In the native patella, tension band osteosynthesis usually is the preferred method for displaced patellar fracture treatment. However, the concept of the “figure of 8” tension band, which should transfer compressive forces to the articular fracture level, is compromised by the stiff patellar implant. At times surgeons have trouble placing the two pins or screws in the remaining thin bone stock next to the patellar component without violating component stability.

Another crucial factor for fracture healing after open reduction and internal fixation is the blood supply of the patella, as in many cases the microcirculation of the patella may have been significantly reduced by the previous TKR. A wide soft tissue stripping, circular tension band fixation will pose additional restrictions to the limited blood supply of the patella. This clearly explains the well-known increased risk of patellar nonunion following open reduction and internal fixation. Thus, the concept of tension band wiring of patellar fractures in patients with TKR has been questioned in the literature. In our small series of seven patients with partial extensor loss following patellar fracture, we used closed reduction and percutaneous screw fixation followed by immobilization for 8 weeks. All fractures united within 12 weeks follow-up.
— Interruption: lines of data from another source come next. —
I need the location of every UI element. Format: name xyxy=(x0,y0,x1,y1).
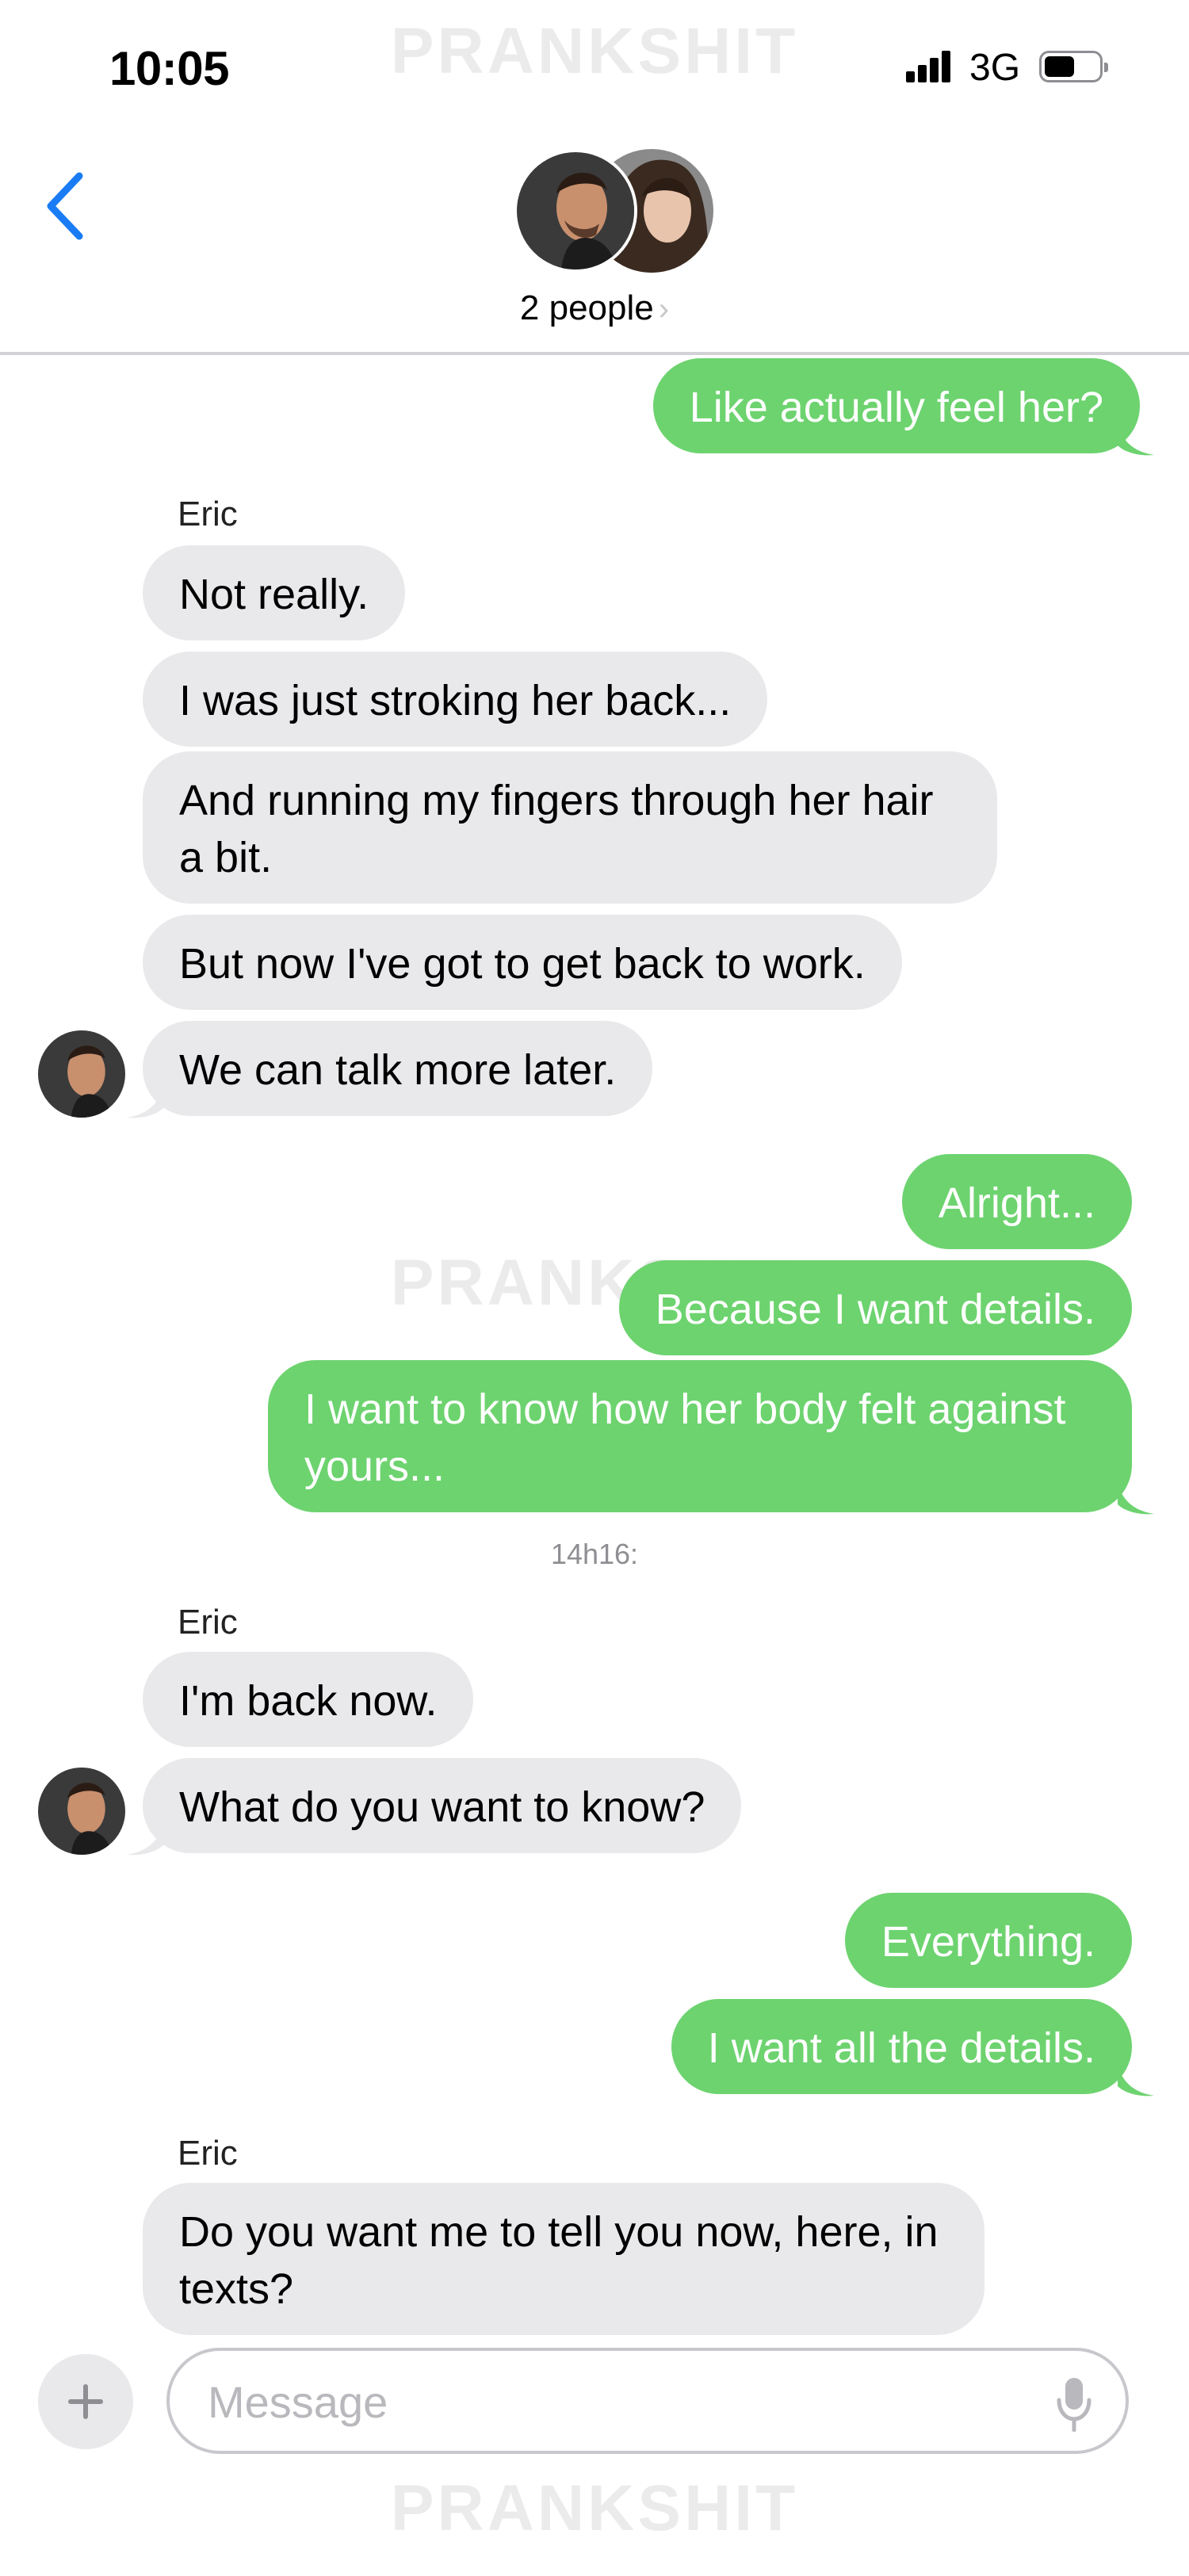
add-attachment-button[interactable] xyxy=(38,2354,133,2449)
message-received[interactable]: I'm back now. xyxy=(143,1652,474,1747)
message-sent[interactable]: I want all the details. xyxy=(671,1999,1132,2094)
message-sent[interactable]: Like actually feel her? xyxy=(652,358,1140,453)
avatar-eric xyxy=(38,1030,125,1118)
sender-name: Eric xyxy=(178,1603,238,1642)
message-received[interactable]: I was just stroking her back... xyxy=(143,652,768,747)
message-input[interactable] xyxy=(206,2372,1002,2432)
message-avatar[interactable] xyxy=(38,1030,125,1118)
chevron-right-icon: › xyxy=(658,292,670,327)
bubble-tail xyxy=(1118,1481,1154,1515)
bubble-tail xyxy=(1118,2062,1154,2096)
avatar-eric xyxy=(514,149,637,273)
message-received[interactable]: Not really. xyxy=(143,545,406,640)
message-received[interactable]: What do you want to know? xyxy=(143,1758,742,1853)
message-sent[interactable]: I want to know how her body felt against… xyxy=(268,1360,1132,1512)
bubble-tail xyxy=(127,1821,163,1856)
back-button[interactable] xyxy=(41,166,97,246)
header-divider xyxy=(0,352,1189,355)
sender-name: Eric xyxy=(178,495,238,533)
battery-icon xyxy=(1039,51,1108,82)
message-sent[interactable]: Because I want details. xyxy=(618,1260,1132,1355)
message-received[interactable]: And running my fingers through her hair … xyxy=(143,751,997,904)
message-sent[interactable]: Everything. xyxy=(844,1893,1132,1988)
back-chevron-icon xyxy=(47,172,83,240)
timestamp: 14h16: xyxy=(550,1538,639,1570)
sender-name: Eric xyxy=(178,2134,238,2173)
bubble-tail xyxy=(1118,422,1154,456)
message-received[interactable]: We can talk more later. xyxy=(143,1021,653,1116)
participants-count: 2 people xyxy=(519,289,654,327)
watermark-bottom: PRANKSHIT xyxy=(390,2472,799,2544)
message-avatar[interactable] xyxy=(38,1768,125,1855)
signal-icon xyxy=(906,51,952,82)
message-received[interactable]: But now I've got to get back to work. xyxy=(143,915,902,1010)
message-sent[interactable]: Alright... xyxy=(901,1154,1132,1249)
group-avatars[interactable] xyxy=(514,149,713,276)
message-input-box[interactable] xyxy=(166,2348,1129,2454)
bubble-tail xyxy=(127,1084,163,1118)
participants-label[interactable]: 2 people › xyxy=(0,289,1189,328)
network-label: 3G xyxy=(969,47,1021,89)
avatar-eric xyxy=(38,1768,125,1855)
message-received[interactable]: Do you want me to tell you now, here, in… xyxy=(143,2183,984,2335)
microphone-icon[interactable] xyxy=(1054,2376,1094,2432)
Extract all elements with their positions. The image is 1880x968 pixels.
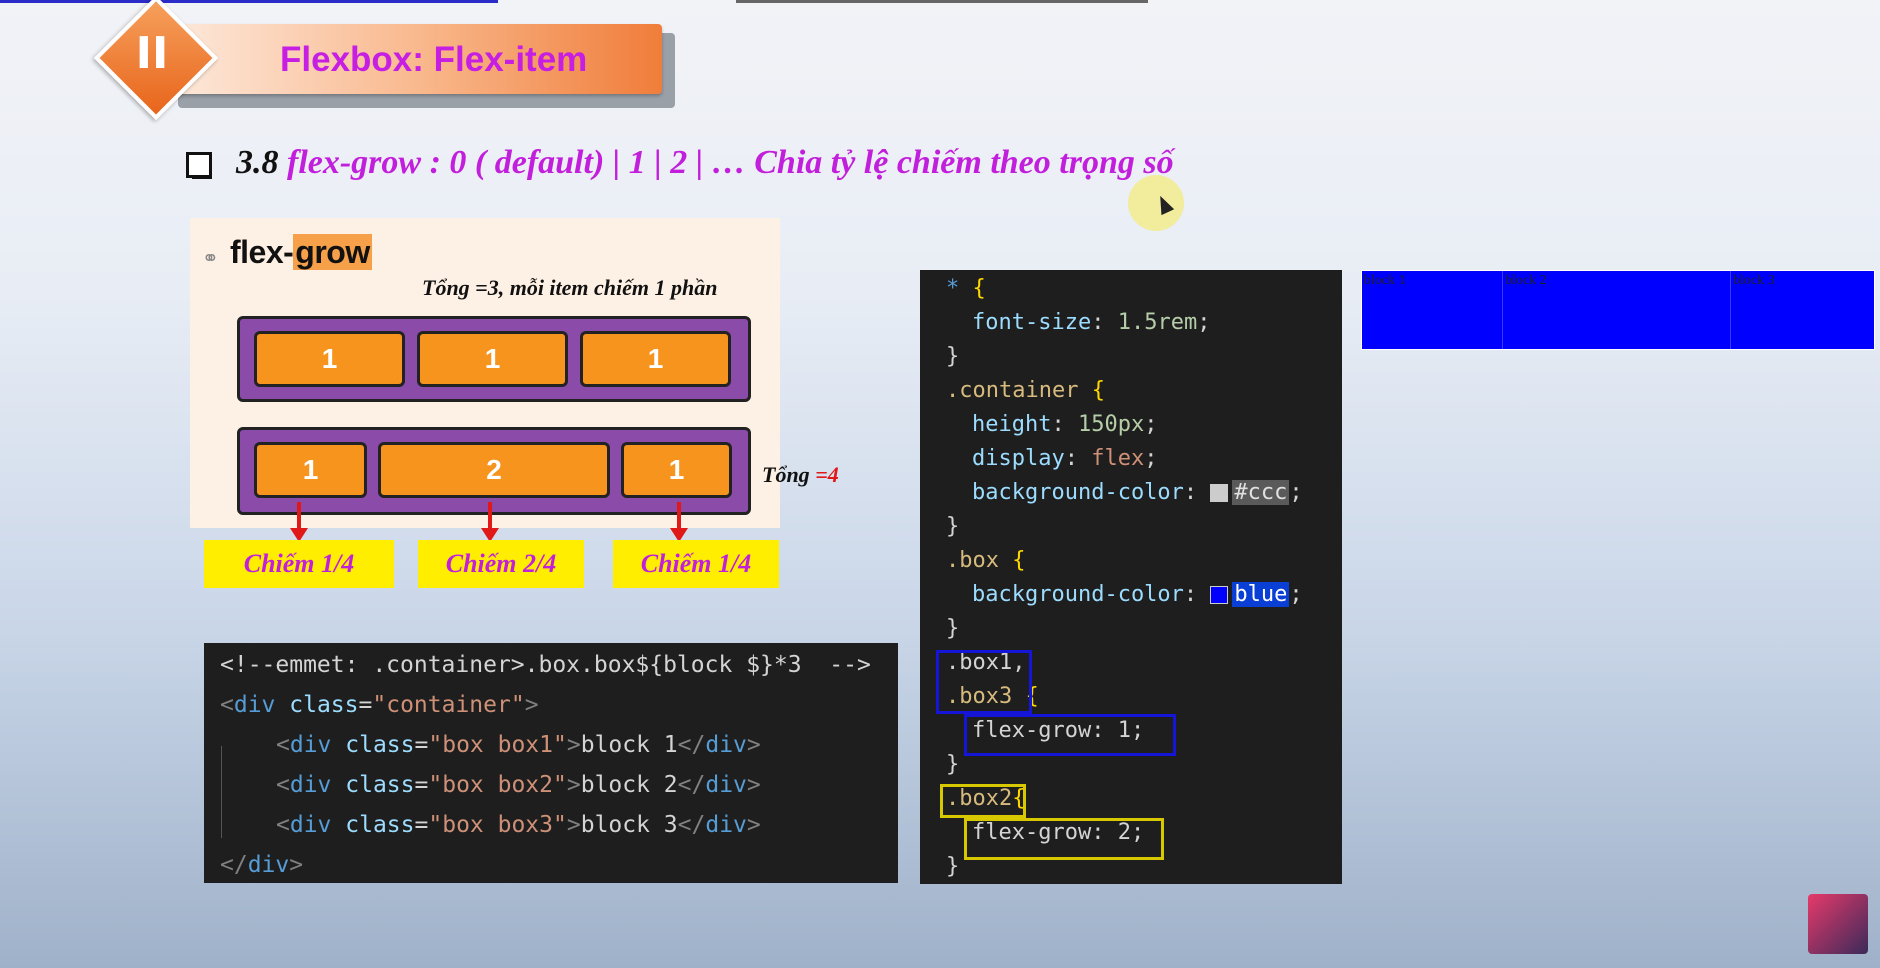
color-swatch-icon (1210, 484, 1229, 502)
html-code-panel: <!--emmet: .container>.box.box${block $}… (204, 643, 898, 883)
code-line-box3: <div class="box box3">block 3</div> (276, 812, 761, 838)
code-line-box1: <div class="box box1">block 1</div> (276, 732, 761, 758)
css-height: height: 150px; (972, 412, 1158, 437)
flex-item: 1 (580, 331, 731, 387)
top-divider-line (736, 0, 1148, 3)
css-font-size: font-size: 1.5rem; (972, 310, 1211, 335)
css-star-rule: * { (946, 276, 986, 301)
flex-item: 1 (621, 442, 732, 498)
share-label: Chiếm 1/4 (613, 540, 779, 588)
channel-avatar[interactable] (1808, 894, 1868, 954)
heading-text: flex-grow : 0 ( default) | 1 | 2 | … Chi… (287, 144, 1174, 181)
flex-item: 2 (378, 442, 610, 498)
total-value: =4 (815, 462, 839, 487)
down-arrow-icon (481, 502, 499, 542)
flex-row-equal: 1 1 1 (237, 316, 751, 402)
slide-title: Flexbox: Flex-item (280, 40, 588, 79)
flex-row-weighted: 1 2 1 (237, 427, 751, 515)
indent-guide (221, 746, 222, 838)
highlight-box-grow1 (964, 714, 1176, 756)
total-3-note: Tổng =3, mỗi item chiếm 1 phần (422, 275, 718, 300)
css-brace: } (946, 854, 960, 879)
total-4-label: Tổng =4 (762, 462, 839, 488)
share-label: Chiếm 1/4 (204, 540, 394, 588)
code-line-container: <div class="container"> (220, 692, 539, 718)
total-label-text: Tổng (762, 462, 816, 487)
css-brace: } (946, 752, 960, 777)
section-heading: 3.8 flex-grow : 0 ( default) | 1 | 2 | …… (236, 144, 1174, 182)
down-arrow-icon (670, 502, 688, 542)
highlight-box-box2 (940, 784, 1026, 818)
code-line-box2: <div class="box box2">block 2</div> (276, 772, 761, 798)
link-icon: ⚭ (202, 248, 219, 270)
down-arrow-icon (290, 502, 308, 542)
css-brace: } (946, 514, 960, 539)
flex-item: 1 (254, 442, 367, 498)
css-container-rule: .container { (946, 378, 1105, 403)
css-brace: } (946, 344, 960, 369)
preview-block: block 1 (1364, 273, 1406, 288)
illustration-title-highlight: grow (293, 234, 372, 270)
flex-item: 1 (417, 331, 568, 387)
highlight-box-grow2 (964, 818, 1164, 860)
section-numeral: II (135, 28, 169, 79)
illustration-title: flex-grow (230, 234, 372, 271)
emmet-comment: <!--emmet: .container>.box.box${block $}… (220, 652, 871, 678)
css-box-rule: .box { (946, 548, 1026, 573)
css-display: display: flex; (972, 446, 1158, 471)
highlight-box-selectors (936, 650, 1032, 714)
top-progress-line (0, 0, 498, 3)
preview-block: block 3 (1730, 271, 1874, 349)
css-bg-blue: background-color: blue; (972, 582, 1303, 607)
css-bg-ccc: background-color: #ccc; (972, 480, 1303, 505)
color-swatch-icon (1210, 586, 1229, 604)
result-preview: block 1 block 2 block 3 (1361, 270, 1875, 350)
code-line-close: </div> (220, 852, 304, 878)
share-label: Chiếm 2/4 (418, 540, 584, 588)
illustration-title-prefix: flex- (230, 234, 294, 270)
css-brace: } (946, 616, 960, 641)
heading-number: 3.8 (236, 144, 279, 181)
css-code-panel: * { font-size: 1.5rem; } .container { he… (920, 270, 1342, 884)
checkbox-bullet-icon (186, 152, 212, 179)
title-banner: Flexbox: Flex-item (170, 24, 662, 94)
preview-block: block 2 (1502, 271, 1730, 349)
flex-item: 1 (254, 331, 405, 387)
However, if closed reduction cannot be achieved, we still recommend tension band osteosynthesis combined with McLaughlin heavy suture cerclages to the tibial tubercle, but always rigorous augmentation with fascia lata, xenograft, or synthetic membranes and bracing in extension for 8–12 weeks.

If the patellar fracture is combined with a loose and free-floating patellar implant but sufficient bone stock, primary loose body and implant removal and cerclage wiring of residual bone fragments; augmentation with fascia lata, xenograft, or synthetic membranes; and revision resurfacing arthroplasty and bracing in extension for 8–12 weeks are advisable. With insufficient patellar thickness of less than 10 mm or significant bone comminution, surgery may include loose body and implant removal, soft tissue repair, and augmentation with fascia lata, xenograft, or synthetic membranes. In addition, one of the following techniques may be used: (1) patellectomy and patelloplasty with duplication of soft tissue, (2) patellar allograft reconstruction, or (3) tandalum patellar replacement (Fig. 17.5).